Sometimes I wonder if above ALL other fears, I’m most afraid of letting the joy flow. Afraid of taking a deep breath and gasp!, not blocking my own joy. I got so used to emotional turmoil in the household growing up, though those years are decades behind me, that it became a comfort zone of sorts.

So if I were to let the joy flow, what would that look and feel like? And what if I get robbed of it and end up in more pain than ever before? Now how searing would that pain be?

I’m just taking a stab at it. I don’t know.

It’s been a tough couple years, raising our two blessings 99% on our own, forgetting about who we ever were as a starry-eyed couple.

I used to think that when couples cited “communication” as the reason for their failed marriage, they just didn’t want to tell us the REAL, scandalous reason for the divorce, but seven years later, I get it.

I didn’t fully get it when fellow Christians would say, “Jesus MUST be part of your marriage. You can’t do it on your own, no matter how much you think your love conquers all.” Now, in the middle of full-blown fights, I scream, “PRAAAYYYYYYY! I’m too weak so YOU BESS PRAY! RIGHT NOW, let’s just stop fighting and you pray. Out loud!”

I used to think “date night” was as gross a term as “playdate.” “Date night” as in, “Don’t forget to do date nights!”

In all honesty, I was like, “OK, white papples, RELAX about date nights!”

And now, though I still don’t like those two words together, I get the spirit behind it.

You MUST remember what it feels like to be the bride and groom and not just co-parents discussing sexy topics like diaper prices, grocery lists, soccer classes, Sunday School, naps, preschools, bath toys, chicken tenders v. pizza, naps, naps, naps, bedtimes, birthday parties, timeouts, free shipping and acceptable french fry intake per week.

It has been a real challenge to do these DATE NIGHTS without local grandparents to provide free childcare (and bonding time with their grandkids). To give us a breather TOGETHER. Makeshift date nights in our toy cluttered living room have also become impossible for the past year since bedtimes for our firstborn are late no matter what we’ve tried. Excuse after excuse, he wants to join us and because he shares a tiny closet of a room with baby bro, we don’t let him wail it out.

This is one source of deep bitterness on my part, a real inability to radically accept that this is how we must do parenthood, without real breaks to exhale TOGETHER. At least for now.

This means that whenever one of us is released to get some Me Time (most of the time, ME, since Kevin feels so bad that I moved to NYC for him and have no childcare in the early stay-at-home mama years), I am out alone. Necessary but not sufficient. Me Time started becoming just plain Lonely Time since it’s nearly impossible to have time alone with the boy I married.

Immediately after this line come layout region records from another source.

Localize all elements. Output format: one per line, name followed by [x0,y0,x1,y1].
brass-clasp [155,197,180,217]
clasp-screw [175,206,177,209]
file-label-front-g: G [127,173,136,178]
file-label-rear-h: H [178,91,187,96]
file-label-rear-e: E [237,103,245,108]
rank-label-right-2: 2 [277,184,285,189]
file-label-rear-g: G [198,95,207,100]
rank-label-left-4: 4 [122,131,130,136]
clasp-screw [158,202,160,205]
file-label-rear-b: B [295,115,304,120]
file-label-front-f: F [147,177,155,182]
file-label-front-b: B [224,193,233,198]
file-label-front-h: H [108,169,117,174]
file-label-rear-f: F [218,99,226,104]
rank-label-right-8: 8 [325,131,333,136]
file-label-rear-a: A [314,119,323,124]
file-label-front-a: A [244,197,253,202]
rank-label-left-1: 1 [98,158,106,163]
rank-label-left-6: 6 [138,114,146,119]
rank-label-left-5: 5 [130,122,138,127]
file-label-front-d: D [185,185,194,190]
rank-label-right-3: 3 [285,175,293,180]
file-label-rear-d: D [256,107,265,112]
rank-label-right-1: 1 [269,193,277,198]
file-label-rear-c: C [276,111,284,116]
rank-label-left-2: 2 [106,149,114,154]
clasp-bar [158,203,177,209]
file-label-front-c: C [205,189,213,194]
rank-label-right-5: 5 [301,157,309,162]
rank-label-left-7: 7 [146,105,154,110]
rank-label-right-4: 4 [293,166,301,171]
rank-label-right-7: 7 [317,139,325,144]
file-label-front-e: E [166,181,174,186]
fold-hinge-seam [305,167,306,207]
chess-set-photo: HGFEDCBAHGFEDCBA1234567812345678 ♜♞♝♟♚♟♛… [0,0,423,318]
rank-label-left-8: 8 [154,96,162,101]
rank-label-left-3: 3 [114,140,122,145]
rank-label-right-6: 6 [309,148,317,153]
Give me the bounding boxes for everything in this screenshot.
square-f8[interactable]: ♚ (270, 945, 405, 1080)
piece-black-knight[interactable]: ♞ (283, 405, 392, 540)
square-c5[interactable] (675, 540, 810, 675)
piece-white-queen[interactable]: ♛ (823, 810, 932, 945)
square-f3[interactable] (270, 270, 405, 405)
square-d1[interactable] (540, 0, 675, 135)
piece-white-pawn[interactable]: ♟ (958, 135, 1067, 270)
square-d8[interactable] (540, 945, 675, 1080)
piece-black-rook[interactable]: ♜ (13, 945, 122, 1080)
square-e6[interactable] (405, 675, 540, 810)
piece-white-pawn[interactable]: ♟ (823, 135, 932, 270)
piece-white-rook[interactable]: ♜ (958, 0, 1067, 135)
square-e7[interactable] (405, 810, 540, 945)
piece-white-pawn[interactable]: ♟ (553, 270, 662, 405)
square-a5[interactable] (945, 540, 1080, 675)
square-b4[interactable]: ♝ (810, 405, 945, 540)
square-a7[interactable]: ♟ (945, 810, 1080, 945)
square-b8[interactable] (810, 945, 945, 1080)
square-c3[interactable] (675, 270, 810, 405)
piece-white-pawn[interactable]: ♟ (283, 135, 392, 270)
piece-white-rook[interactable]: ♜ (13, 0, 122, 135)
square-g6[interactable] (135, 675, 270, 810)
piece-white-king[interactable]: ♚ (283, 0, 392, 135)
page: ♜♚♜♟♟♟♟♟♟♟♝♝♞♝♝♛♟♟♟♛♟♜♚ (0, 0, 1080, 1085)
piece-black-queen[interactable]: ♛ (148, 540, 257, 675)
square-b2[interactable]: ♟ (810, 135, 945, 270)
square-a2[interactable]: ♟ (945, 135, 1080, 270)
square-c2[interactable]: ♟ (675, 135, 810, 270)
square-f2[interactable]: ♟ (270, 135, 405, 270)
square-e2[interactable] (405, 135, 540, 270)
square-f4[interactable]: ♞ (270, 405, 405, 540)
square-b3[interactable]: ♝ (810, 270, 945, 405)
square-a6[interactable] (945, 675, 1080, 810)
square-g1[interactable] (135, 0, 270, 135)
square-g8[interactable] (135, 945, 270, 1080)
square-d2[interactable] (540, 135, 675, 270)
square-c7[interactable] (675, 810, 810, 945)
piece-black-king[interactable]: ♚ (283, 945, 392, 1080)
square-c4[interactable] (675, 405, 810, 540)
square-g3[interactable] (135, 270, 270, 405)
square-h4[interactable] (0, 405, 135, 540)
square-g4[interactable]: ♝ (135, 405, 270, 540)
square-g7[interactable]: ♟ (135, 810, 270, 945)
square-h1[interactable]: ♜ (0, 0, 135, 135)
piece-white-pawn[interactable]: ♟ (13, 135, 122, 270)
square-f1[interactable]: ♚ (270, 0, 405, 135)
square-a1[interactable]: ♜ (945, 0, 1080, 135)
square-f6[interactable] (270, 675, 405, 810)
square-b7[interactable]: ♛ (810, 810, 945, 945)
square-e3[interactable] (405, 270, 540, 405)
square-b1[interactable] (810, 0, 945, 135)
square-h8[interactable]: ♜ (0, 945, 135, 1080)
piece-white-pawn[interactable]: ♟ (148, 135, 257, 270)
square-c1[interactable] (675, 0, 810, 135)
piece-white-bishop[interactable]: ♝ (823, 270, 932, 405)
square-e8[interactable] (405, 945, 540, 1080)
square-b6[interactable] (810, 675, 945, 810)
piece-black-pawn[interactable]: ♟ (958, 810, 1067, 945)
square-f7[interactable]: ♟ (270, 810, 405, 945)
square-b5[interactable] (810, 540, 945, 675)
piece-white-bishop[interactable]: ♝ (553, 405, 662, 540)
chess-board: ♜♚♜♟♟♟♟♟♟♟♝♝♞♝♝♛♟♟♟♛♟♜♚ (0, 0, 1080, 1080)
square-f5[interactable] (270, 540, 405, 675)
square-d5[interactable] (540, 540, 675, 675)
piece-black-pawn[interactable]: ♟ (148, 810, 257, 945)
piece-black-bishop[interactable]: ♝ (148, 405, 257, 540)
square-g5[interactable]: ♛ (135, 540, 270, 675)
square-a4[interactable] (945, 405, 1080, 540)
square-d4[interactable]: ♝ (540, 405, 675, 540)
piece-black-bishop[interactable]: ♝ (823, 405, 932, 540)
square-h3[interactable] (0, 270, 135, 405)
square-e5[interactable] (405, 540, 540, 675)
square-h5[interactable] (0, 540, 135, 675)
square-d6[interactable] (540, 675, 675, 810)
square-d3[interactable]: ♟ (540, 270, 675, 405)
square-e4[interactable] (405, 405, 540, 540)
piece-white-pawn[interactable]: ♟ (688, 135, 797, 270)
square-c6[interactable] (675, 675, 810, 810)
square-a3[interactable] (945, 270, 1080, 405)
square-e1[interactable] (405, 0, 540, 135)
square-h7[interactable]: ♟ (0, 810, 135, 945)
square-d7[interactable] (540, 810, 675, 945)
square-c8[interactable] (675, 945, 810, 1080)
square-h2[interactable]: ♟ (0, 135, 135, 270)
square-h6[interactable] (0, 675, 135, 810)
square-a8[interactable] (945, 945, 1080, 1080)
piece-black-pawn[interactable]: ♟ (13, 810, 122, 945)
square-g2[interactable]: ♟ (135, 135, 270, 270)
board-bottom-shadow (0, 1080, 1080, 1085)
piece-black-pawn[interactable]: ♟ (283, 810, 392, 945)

And I dreaded writing this because I imagined choruses of, “Well, at least you have Me Time/ two healthy boys / a helpful husband…” or a variation of that. (As a blogger, I always fear them imaginary responses from my eight readers).

So I can’t wax poetic about how I wouldn’t have it any other way(!) on my seven year wedding anniversary. Because I would be lying. And because that is yet another phrase that annoys the hell out of me.

But I can say this:

For better or for worse, this sweet kind man I married seven years ago has been my Ride or Die. Sure, sometimes, we focus on the Die part, wanting to straight kill each other for the argument (different configuration). The infinity loop of communication roadblocks.

I want to do better. I want to break the cycle. We both come from homes where marriage equals deep pain, blame and unrealized dreams. We want to do better. We must do better. Not just for the kids but for us. And for the vows we took before God.

Thanks to our church and spiritual communities, we have been blessed with marital teachings and resources galore. THE HARD PART IS TO ACTUALLY FOLLOW THROUGH AND OBEY.

And I have such a rebellious spirit under all this model minority packaging.

Please pray for us as we go forward in our seventh year.

[P.S. I loved the spirit of Ride or Die so much that I was going to end with yet another phrase “‘Til the wheels fall off…” then looked it up to doublecheck and realized that that is exactly the opposite of wedding vows.]